BRIEF DESCRIPTION OF THE DRAWINGS
[0026] FIG. 1 is a flow chart illustrating a method for testing a
user's cognitive and motor performance on a mobile device with
real-time assessment configured in accordance with one embodiment
of the present invention.
[0027] FIG. 2 is a block diagram illustrating a system for testing
a user's cognitive and motor performance on a mobile device with
real-time assessment configured in accordance with one embodiment
of the present invention.
[0028] Exhibit A is a summary of one embodiment of the present
invention and an explanation of its applications; this Exhibit is
intended as an integral and indivisible part of this provisional
application.
DETAILED DESCRIPTION
[0029] The ability to capture rich physical usage and interaction
data allows one to employ artificial intelligence capabilities,
such as using a neural and semantic network approach, to
algorithmically create and measure a cognitive and neural mind
state of a user. Combining these measurements with prior usage
patterns as well as data generated by a population of users with
similar conditions or characteristics will enable more effective
healthcare diagnoses and treatment pathways.
[0030] In one embodiment of the present invention, as illustrated
in the flow chart of FIG. 1, a system and method for the monitoring
of a patient. The system utilizes a lock screen or other User
Interface (UI) requiring input by the patient of a user specific
piece of information. Prompting user responses on a mobile device
12. One skilled in that art will appreciate that the action of
prompting may be a specific prompt or may be inherent in other
functions of the mobile device such as text messaging systems,
games or other apps. All prompts either inherent or overt present
the user with an opportunity to interact with the device. Prompts
may take the form of written or spoken questions, unique pictorial
prompts, gaming stimulus, or other stimuli.

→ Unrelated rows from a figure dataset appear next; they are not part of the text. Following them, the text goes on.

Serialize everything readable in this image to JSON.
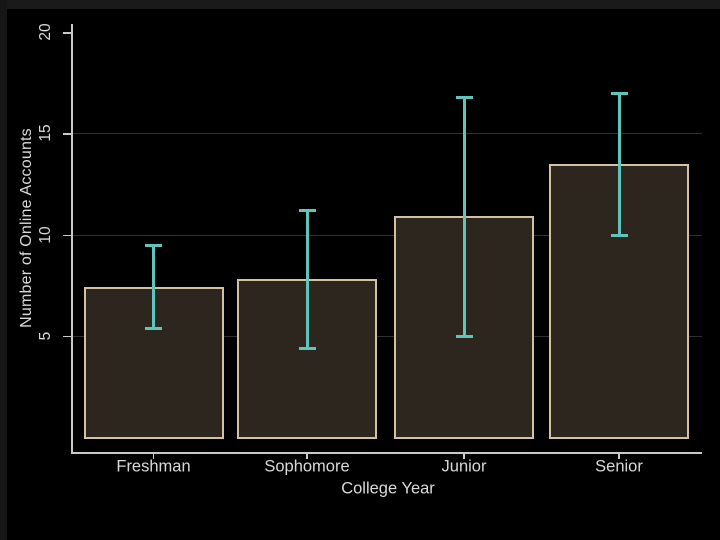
{
  "chart_data": {
    "type": "bar",
    "title": "",
    "xlabel": "College Year",
    "ylabel": "Number of Online Accounts",
    "categories": [
      "Freshman",
      "Sophomore",
      "Junior",
      "Senior"
    ],
    "values": [
      7.4,
      7.8,
      10.9,
      13.5
    ],
    "error_bars": [
      {
        "low": 5.4,
        "high": 9.5
      },
      {
        "low": 4.4,
        "high": 11.2
      },
      {
        "low": 5.0,
        "high": 16.8
      },
      {
        "low": 10.0,
        "high": 17.0
      }
    ],
    "yticks": [
      5,
      10,
      15,
      20
    ],
    "ylim": [
      0,
      20
    ],
    "grid": true,
    "legend": false,
    "colors": {
      "background": "#000000",
      "bar_fill": "#2d261f",
      "bar_border": "#d2c2a2",
      "error_bar": "#5fc4bb",
      "axis_line": "#c9c9c9",
      "grid_line": "#303030",
      "text": "#d9d9d9"
    }
  }
}
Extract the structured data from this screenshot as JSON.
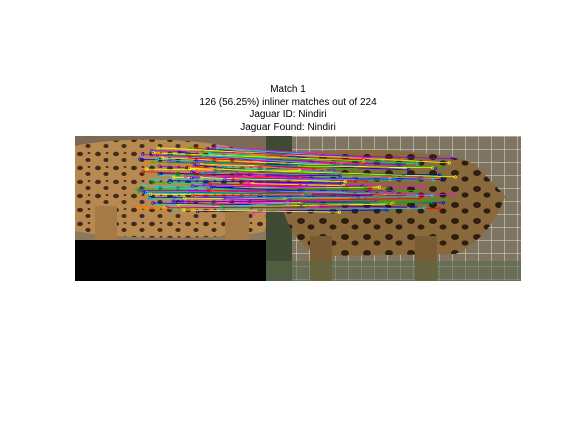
{
  "figure": {
    "title_lines": [
      "Match 1",
      "126 (56.25%) inliner matches out of 224",
      "Jaguar ID: Nindiri",
      "Jaguar Found: Nindiri"
    ],
    "inlier_count": 126,
    "total_matches": 224,
    "inlier_percent": 56.25,
    "match_line_colors": [
      "#ff0000",
      "#00c000",
      "#0000ff",
      "#ff00ff",
      "#00e0e0",
      "#ffff00",
      "#8000ff",
      "#ff8000"
    ]
  }
}
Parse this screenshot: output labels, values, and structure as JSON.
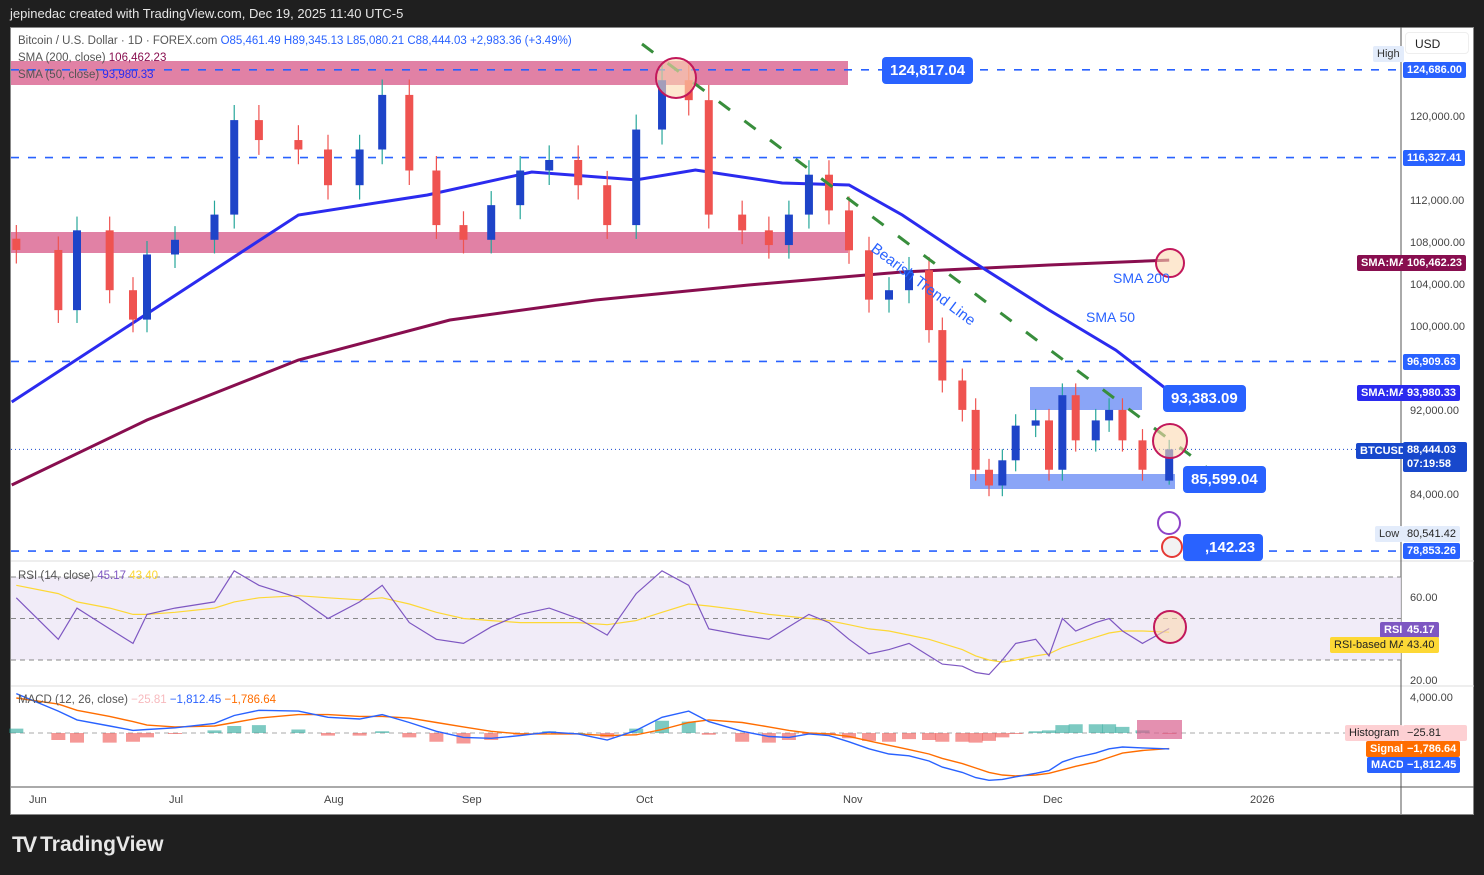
{
  "header": {
    "credit": "jepinedac created with TradingView.com, Dec 19, 2025 11:40 UTC-5"
  },
  "legend": {
    "symbol": "Bitcoin / U.S. Dollar · 1D · FOREX.com",
    "open": "O85,461.49",
    "high": "H89,345.13",
    "low": "L85,080.21",
    "close": "C88,444.03",
    "change": "+2,983.36 (+3.49%)",
    "sma200_label": "SMA (200, close)",
    "sma200_value": "106,462.23",
    "sma50_label": "SMA (50, close)",
    "sma50_value": "93,980.33",
    "rsi_label": "RSI (14, close)",
    "rsi_value": "45.17",
    "rsi_ma_value": "43.40",
    "macd_label": "MACD (12, 26, close)",
    "macd_hist_value": "−25.81",
    "macd_value": "−1,812.45",
    "macd_signal_value": "−1,786.64"
  },
  "price_axis": {
    "currency": "USD",
    "ticks": [
      "120,000.00",
      "112,000.00",
      "108,000.00",
      "104,000.00",
      "100,000.00",
      "92,000.00",
      "84,000.00"
    ],
    "high_label": "High",
    "high_value": "124,686.00",
    "low_label": "Low",
    "low_value": "80,541.42",
    "level_1": "116,327.41",
    "level_2": "96,909.63",
    "level_3": "78,853.26",
    "sma200_tag": "SMA:MA",
    "sma200_badge": "106,462.23",
    "sma50_tag": "SMA:MA",
    "sma50_badge": "93,980.33",
    "symbol_tag": "BTCUSD",
    "last_price": "88,444.03",
    "countdown": "07:19:58"
  },
  "rsi_axis": {
    "ticks": [
      "60.00",
      "20.00"
    ],
    "rsi_tag": "RSI",
    "rsi_badge": "45.17",
    "ma_tag": "RSI-based MA",
    "ma_badge": "43.40"
  },
  "macd_axis": {
    "ticks": [
      "4,000.00"
    ],
    "hist_tag": "Histogram",
    "hist_badge": "−25.81",
    "signal_tag": "Signal",
    "signal_badge": "−1,786.64",
    "macd_tag": "MACD",
    "macd_badge": "−1,812.45"
  },
  "time_axis": {
    "labels": [
      "Jun",
      "Jul",
      "Aug",
      "Sep",
      "Oct",
      "Nov",
      "Dec",
      "2026"
    ]
  },
  "annotations": {
    "callout_top": "124,817.04",
    "callout_mid": "93,383.09",
    "callout_low": "85,599.04",
    "callout_bottom": ",142.23",
    "trend_label": "Bearish Trend Line",
    "sma200_text": "SMA 200",
    "sma50_text": "SMA 50"
  },
  "footer": {
    "brand": "TradingView"
  },
  "colors": {
    "up": "#1e44c8",
    "down": "#ef5350",
    "sma50": "#2b2bef",
    "sma200": "#880e4f",
    "level": "#2962ff",
    "trend": "#388e3c",
    "zone_red": "#d9618f",
    "zone_blue": "#6d8ef5",
    "rsi": "#7e57c2",
    "rsi_ma": "#fdd835",
    "macd": "#2962ff",
    "signal": "#ff6d00"
  },
  "chart_data": {
    "type": "candlestick",
    "symbol": "BTCUSD",
    "ylim": [
      78000,
      126000
    ],
    "last_candle": {
      "open": 85461.49,
      "high": 89345.13,
      "low": 85080.21,
      "close": 88444.03
    },
    "dates": [
      "2025-05-28",
      "2025-06-06",
      "2025-06-10",
      "2025-06-17",
      "2025-06-22",
      "2025-06-25",
      "2025-07-01",
      "2025-07-09",
      "2025-07-13",
      "2025-07-18",
      "2025-07-26",
      "2025-08-01",
      "2025-08-08",
      "2025-08-13",
      "2025-08-19",
      "2025-08-25",
      "2025-08-31",
      "2025-09-05",
      "2025-09-10",
      "2025-09-15",
      "2025-09-20",
      "2025-09-25",
      "2025-09-30",
      "2025-10-04",
      "2025-10-08",
      "2025-10-11",
      "2025-10-16",
      "2025-10-20",
      "2025-10-23",
      "2025-10-26",
      "2025-10-29",
      "2025-11-01",
      "2025-11-04",
      "2025-11-07",
      "2025-11-10",
      "2025-11-13",
      "2025-11-15",
      "2025-11-18",
      "2025-11-20",
      "2025-11-22",
      "2025-11-24",
      "2025-11-26",
      "2025-11-29",
      "2025-12-01",
      "2025-12-03",
      "2025-12-05",
      "2025-12-08",
      "2025-12-10",
      "2025-12-12",
      "2025-12-15",
      "2025-12-19"
    ],
    "closes": [
      107430,
      101700,
      109300,
      103600,
      100800,
      107000,
      108400,
      110800,
      119800,
      117900,
      117000,
      113600,
      117000,
      122200,
      115000,
      109800,
      108400,
      111700,
      115000,
      116000,
      113600,
      109800,
      118900,
      123600,
      121700,
      110800,
      109300,
      107900,
      110800,
      114600,
      111200,
      107400,
      102700,
      103600,
      105500,
      99800,
      95000,
      92200,
      86500,
      85000,
      87400,
      90700,
      91200,
      86500,
      93600,
      89300,
      91200,
      92200,
      89300,
      86500,
      88444.03
    ],
    "sma50": {
      "dates": [
        "2025-05-27",
        "2025-07-26",
        "2025-08-23",
        "2025-09-12",
        "2025-09-30",
        "2025-10-09",
        "2025-10-22",
        "2025-11-01",
        "2025-11-09",
        "2025-11-18",
        "2025-12-01",
        "2025-12-11",
        "2025-12-19"
      ],
      "values": [
        92950,
        110760,
        112670,
        114860,
        114100,
        115050,
        113810,
        113620,
        110760,
        106950,
        101710,
        97900,
        93980.33
      ]
    },
    "sma200": {
      "dates": [
        "2025-05-27",
        "2025-06-25",
        "2025-07-26",
        "2025-08-28",
        "2025-09-23",
        "2025-10-17",
        "2025-11-09",
        "2025-12-01",
        "2025-12-19"
      ],
      "values": [
        85050,
        91240,
        96950,
        100760,
        102670,
        104100,
        105330,
        106000,
        106462.23
      ]
    },
    "levels": [
      124686.0,
      116327.41,
      96909.63,
      78853.26
    ],
    "rsi": {
      "ylim": [
        15,
        80
      ],
      "bands": [
        70,
        50,
        30
      ],
      "values": [
        60,
        40,
        55,
        45,
        38,
        52,
        55,
        58,
        73,
        66,
        60,
        50,
        58,
        66,
        48,
        40,
        38,
        46,
        52,
        55,
        50,
        42,
        62,
        73,
        66,
        45,
        42,
        40,
        46,
        52,
        48,
        40,
        33,
        35,
        38,
        32,
        28,
        27,
        24,
        23,
        30,
        38,
        40,
        32,
        50,
        44,
        48,
        50,
        44,
        38,
        45.17
      ],
      "ma": [
        66,
        62,
        58,
        55,
        52,
        52,
        53,
        55,
        58,
        60,
        61,
        60,
        59,
        60,
        57,
        53,
        50,
        49,
        48,
        48,
        48,
        47,
        49,
        53,
        57,
        56,
        54,
        52,
        51,
        50,
        49,
        47,
        45,
        44,
        42,
        40,
        38,
        35,
        32,
        30,
        29,
        30,
        32,
        33,
        36,
        38,
        41,
        43,
        44,
        44,
        43.4
      ]
    },
    "macd": {
      "macd": [
        4500,
        2500,
        1500,
        800,
        300,
        400,
        600,
        1100,
        2000,
        2600,
        2500,
        1800,
        1600,
        2100,
        1200,
        200,
        -500,
        -600,
        -300,
        100,
        -100,
        -800,
        300,
        1800,
        2500,
        1300,
        200,
        -400,
        -500,
        -100,
        -300,
        -1000,
        -1800,
        -2400,
        -2600,
        -3200,
        -3900,
        -4500,
        -5100,
        -5400,
        -5300,
        -5000,
        -4600,
        -4300,
        -3300,
        -2800,
        -2300,
        -1800,
        -1600,
        -1700,
        -1812.45
      ],
      "signal": [
        4000,
        3300,
        2600,
        1900,
        1300,
        900,
        700,
        800,
        1200,
        1700,
        2100,
        2100,
        1900,
        1900,
        1700,
        1200,
        700,
        200,
        -100,
        -100,
        -100,
        -300,
        -200,
        400,
        1200,
        1500,
        1200,
        700,
        300,
        0,
        -100,
        -400,
        -900,
        -1400,
        -1900,
        -2400,
        -2900,
        -3500,
        -4000,
        -4500,
        -4800,
        -4900,
        -4800,
        -4600,
        -4200,
        -3800,
        -3300,
        -2800,
        -2300,
        -2000,
        -1786.64
      ]
    }
  }
}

Information in such a
response would be information that requires the user to respond,
not from rote memory but from with instinctual or automatic
response based on neural pathways. The type of interaction required
would be tailored to specific user characteristics or conditions.
Indeed, it is within the scope of this invention to passively
monitor user interactions with the device and utilize responses
made to other inquiries in lieu of test specific prompts. This
allows the system to collect user kinesthetic and cognitive data
from user interaction with the mobile device 14. Kinesthetic and
cognitive data includes user reaction time and the sensory-motor
data measured across a range of sensors on the mobile device.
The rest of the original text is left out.